XL-Calibur is a collaboration amongst scientists from the United States, Japan, and Sweden, led by the Principal Investigator, Henric Krawczynski from Washington University (St. Louis). The mirror uses a flight spare from the Hitomi mission, a gondola and pointing control mechanism developed at NASA’s Wallops Space Flight Center, and a fully active shield developed at KTH in Sweden. The mission is flown on Long Duration Balloon (LDB) flights launched from McMurdo (Antarctic) or Jukkasjärvi (Sweden) as part of NASA’s Scientific Ballooning program.

The main objectives of XL-Calibur are to measure polarization at hard X-ray wavelengths for a selection of bright sources. These measurements address the following science goals:

  • constrain the shape and physical properties of the X-ray bright accretion disk coronas of mass accreting stellar mass black holes and neutron stars;
  • use polarization measurements of the X-rays from strongly magnetized neutron stars to test predictions of strong-field Quantum electrodynamics;
  • identify the origin of the X-rays from rotation powered neutron stars like the Crab Pulsar and Nebula and the accretion powered GX301-2 X-ray pulsar;

XL-Calibur is mounted on a gondola carried by an extreme altitude balloon into the stratosphere at roughly 40 km (130,000 feet) float altitude. At this altitude, the Earth’s atmosphere is transparent to X-rays above 15 keV. Special coatings on the X-ray mirror allow XL-Calibur to focus X-rays in the 15 keV to 80 keV energy range.

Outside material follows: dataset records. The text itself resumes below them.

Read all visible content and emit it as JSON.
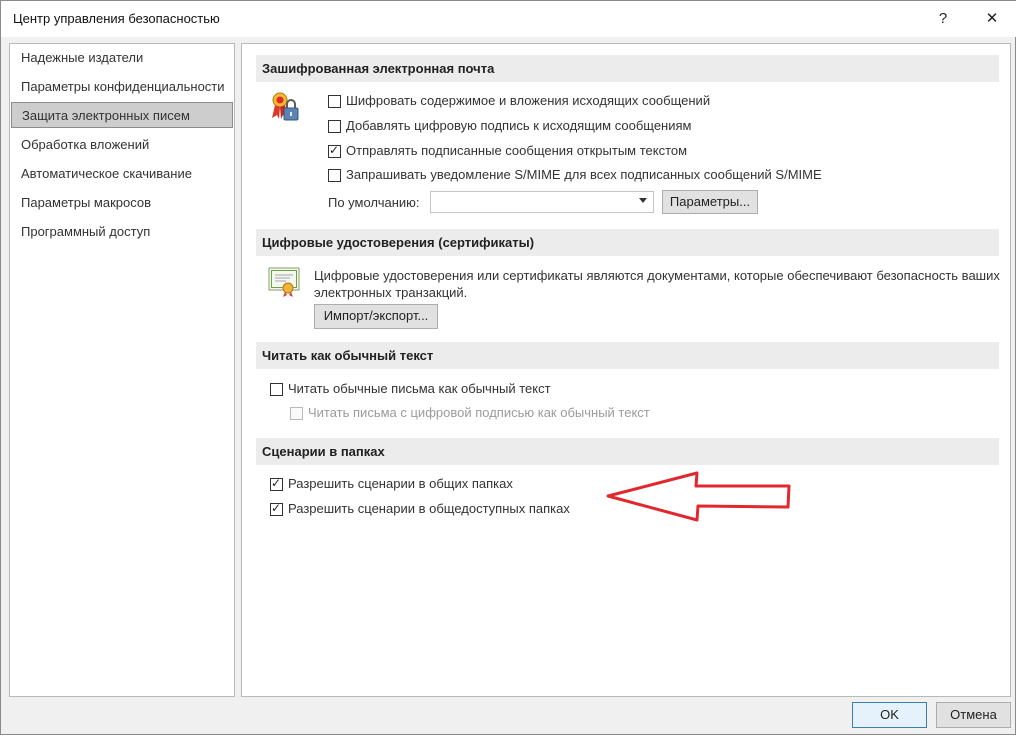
{
  "window": {
    "title": "Центр управления безопасностью",
    "help_glyph": "?",
    "close_glyph": "✕"
  },
  "sidebar": {
    "items": [
      {
        "label": "Надежные издатели",
        "selected": false
      },
      {
        "label": "Параметры конфиденциальности",
        "selected": false
      },
      {
        "label": "Защита электронных писем",
        "selected": true
      },
      {
        "label": "Обработка вложений",
        "selected": false
      },
      {
        "label": "Автоматическое скачивание",
        "selected": false
      },
      {
        "label": "Параметры макросов",
        "selected": false
      },
      {
        "label": "Программный доступ",
        "selected": false
      }
    ]
  },
  "encrypted_email": {
    "header": "Зашифрованная электронная почта",
    "icon": "certificate-lock-icon",
    "options": [
      {
        "label": "Шифровать содержимое и вложения исходящих сообщений",
        "checked": false
      },
      {
        "label": "Добавлять цифровую подпись к исходящим сообщениям",
        "checked": false
      },
      {
        "label": "Отправлять подписанные сообщения открытым текстом",
        "checked": true
      },
      {
        "label": "Запрашивать уведомление S/MIME для всех подписанных сообщений S/MIME",
        "checked": false
      }
    ],
    "default_label": "По умолчанию:",
    "default_value": "",
    "settings_button": "Параметры..."
  },
  "digital_ids": {
    "header": "Цифровые удостоверения (сертификаты)",
    "icon": "certificate-icon",
    "description_line1": "Цифровые удостоверения или сертификаты являются документами, которые обеспечивают безопасность ваших",
    "description_line2": "электронных транзакций.",
    "import_export_button": "Импорт/экспорт..."
  },
  "read_plain": {
    "header": "Читать как обычный текст",
    "options": [
      {
        "label": "Читать обычные письма как обычный текст",
        "checked": false,
        "disabled": false
      },
      {
        "label": "Читать письма с цифровой подписью как обычный текст",
        "checked": false,
        "disabled": true
      }
    ]
  },
  "folder_scripts": {
    "header": "Сценарии в папках",
    "options": [
      {
        "label": "Разрешить сценарии в общих папках",
        "checked": true
      },
      {
        "label": "Разрешить сценарии в общедоступных папках",
        "checked": true
      }
    ]
  },
  "footer": {
    "ok_button": "OK",
    "cancel_button": "Отмена"
  },
  "colors": {
    "annotation_arrow": "#e0282e",
    "selected_nav": "#cdcdcd",
    "section_header_bg": "#ececec"
  }
}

Currently two flights are planned: one from Kiruna (Sweden) scrutinizing Northern Hemisphere sources, and one from the McMurdo Station (Antarctica) circling the Antarctic observing sources in the Souther Hemisphere. The flight from Sweden to Canada will allow for 6-7 days of observations. The flight circling the Antarctic continent will allow for 8-55 days of observations. The XL-Calibur observations will be coordinated with complimentary observations with NASA’s Imaging X-ray Polarimetry Explorer (IXPE), the The Neutron Star Interior Composition Explorer Mission (NICER), and with the Nuclear Spectroscopic Telescope Array (NuSTAR) mission.

The XL-Calibur data will be delivered and hosted by the HEASARC.

Latest News

Jul 2024

The XL-Calibur balloon from NASA was successfully launched at 05:04 local time on the 9th of July from Esrange Space Center (Sweden). The flight is expected to last 4-5 days and it is possible to follow its journey across the Atlantic before landing in northern Canada.

Oct 2023

New XL-Calibur launch window
The new XL-Calibur launch window from Kiruna, Sweden, is set from May 7 to July 15 2024.

Oct 2022

Update on the XL-Calibur Jul 2022 flight
the 6-day long flight had to contend with an accidental drop of the entire flight ballast at one side of the gondola, leading to 3.5 days of recovery operations without science observations. Furthermore, a mirror alignment error prevented the observations of the X-ray targets in the remaining time.

12 Jul 2022

Successful XL-CALIBUR launch
XL-CALIBUR was launched in the early morning hours of 12 July 2022 (local time) from Esrange under excellent launch conditions. The balloon carried the payload to 130,000 feet altitude until the mission was terminated over northern Canada on July 18, 2022.

30 Jun 2022

XL-CALIBUR launch attempt #2
XL-CALIBUR planned launch early 1 July 2022 scrubbed due to wind conditions. Next planned launch attempt 2 July 2022 (early morning local time)

24 Jun 2022

XL-CALIBUR launch scrubbed
The payload was rigged for flight, but weather conditions prevented the planned launch.